Police Admit No-Fly Zone Over Ferguson Was Designed to Shut Media Out
St. Louis county police instituted a no-fly zone over the Ferguson protests solely to prevent news helicopters from covering the events, recorded conversations obtained by the AP reveal.
At the time, the police department claimed the no-fly zone was necessary because shots had been fired at a police helicopter—and not, as Sgt. Brian Schellman told reporters at the time, because the police wanted the media to leave. "We understand that that's the perception that's out there, but it truly is for the safety of pilots," he told NBC.
According to the AP, the tapes reveal St. Louis police officers worked with FAA air traffic controllers to tweak the flight restrictions to ground media aircraft while still allowing commercial flights and police helicopters to operate in the area.
Media outlets were reportedly told there was an outright ban, despite exceptions for "aircraft carrying properly accredited news representatives."
"They finally admitted it really was to keep the media out," said one FAA manager about the St. Louis County Police in a series of recorded telephone conversations obtained by The Associated Press. "But they were a little concerned of, obviously, anything else that could be going on.
At another point, a manager at the FAA's Kansas City center said police "did not care if you ran commercial traffic through this TFR (temporary flight restriction) all day long. They didn't want media in there."
FAA procedures for defining a no-fly area did not have an option that would accommodate that.

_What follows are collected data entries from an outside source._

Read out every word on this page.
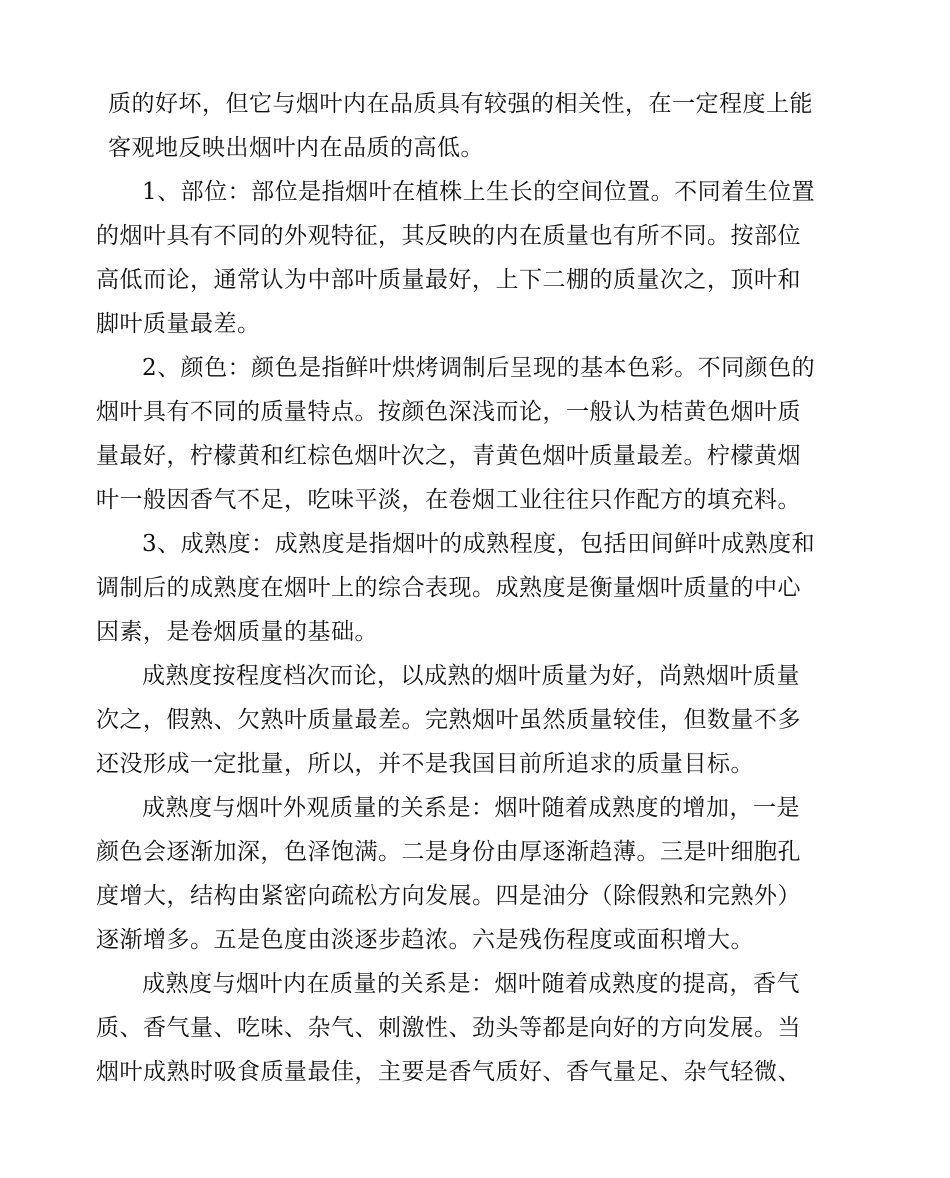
质的好坏，但它与烟叶内在品质具有较强的相关性，在一定程度上能
客观地反映出烟叶内在品质的高低。
1、部位：部位是指烟叶在植株上生长的空间位置。不同着生位置
的烟叶具有不同的外观特征，其反映的内在质量也有所不同。按部位
高低而论，通常认为中部叶质量最好，上下二棚的质量次之，顶叶和
脚叶质量最差。
2、颜色：颜色是指鲜叶烘烤调制后呈现的基本色彩。不同颜色的
烟叶具有不同的质量特点。按颜色深浅而论，一般认为桔黄色烟叶质
量最好，柠檬黄和红棕色烟叶次之，青黄色烟叶质量最差。柠檬黄烟
叶一般因香气不足，吃味平淡，在卷烟工业往往只作配方的填充料。
3、成熟度：成熟度是指烟叶的成熟程度，包括田间鲜叶成熟度和
调制后的成熟度在烟叶上的综合表现。成熟度是衡量烟叶质量的中心
因素，是卷烟质量的基础。
成熟度按程度档次而论，以成熟的烟叶质量为好，尚熟烟叶质量
次之，假熟、欠熟叶质量最差。完熟烟叶虽然质量较佳，但数量不多
还没形成一定批量，所以，并不是我国目前所追求的质量目标。
成熟度与烟叶外观质量的关系是：烟叶随着成熟度的增加，一是
颜色会逐渐加深，色泽饱满。二是身份由厚逐渐趋薄。三是叶细胞孔
度增大，结构由紧密向疏松方向发展。四是油分（除假熟和完熟外）
逐渐增多。五是色度由淡逐步趋浓。六是残伤程度或面积增大。
成熟度与烟叶内在质量的关系是：烟叶随着成熟度的提高，香气
质、香气量、吃味、杂气、刺激性、劲头等都是向好的方向发展。当
烟叶成熟时吸食质量最佳，主要是香气质好、香气量足、杂气轻微、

"There is really ... no option for a TFR that says, you know, 'OK, everybody but the media is OK,'" he said. The managers then worked out wording they felt would keep news helicopters out of the controlled zone but not impede other air traffic.
FAA administrator Michael Huerta denied the allegations, telling the AP, "FAA cannot and will never exclusively ban media from covering an event of national significance, and media was never banned from covering the ongoing events in Ferguson in this case."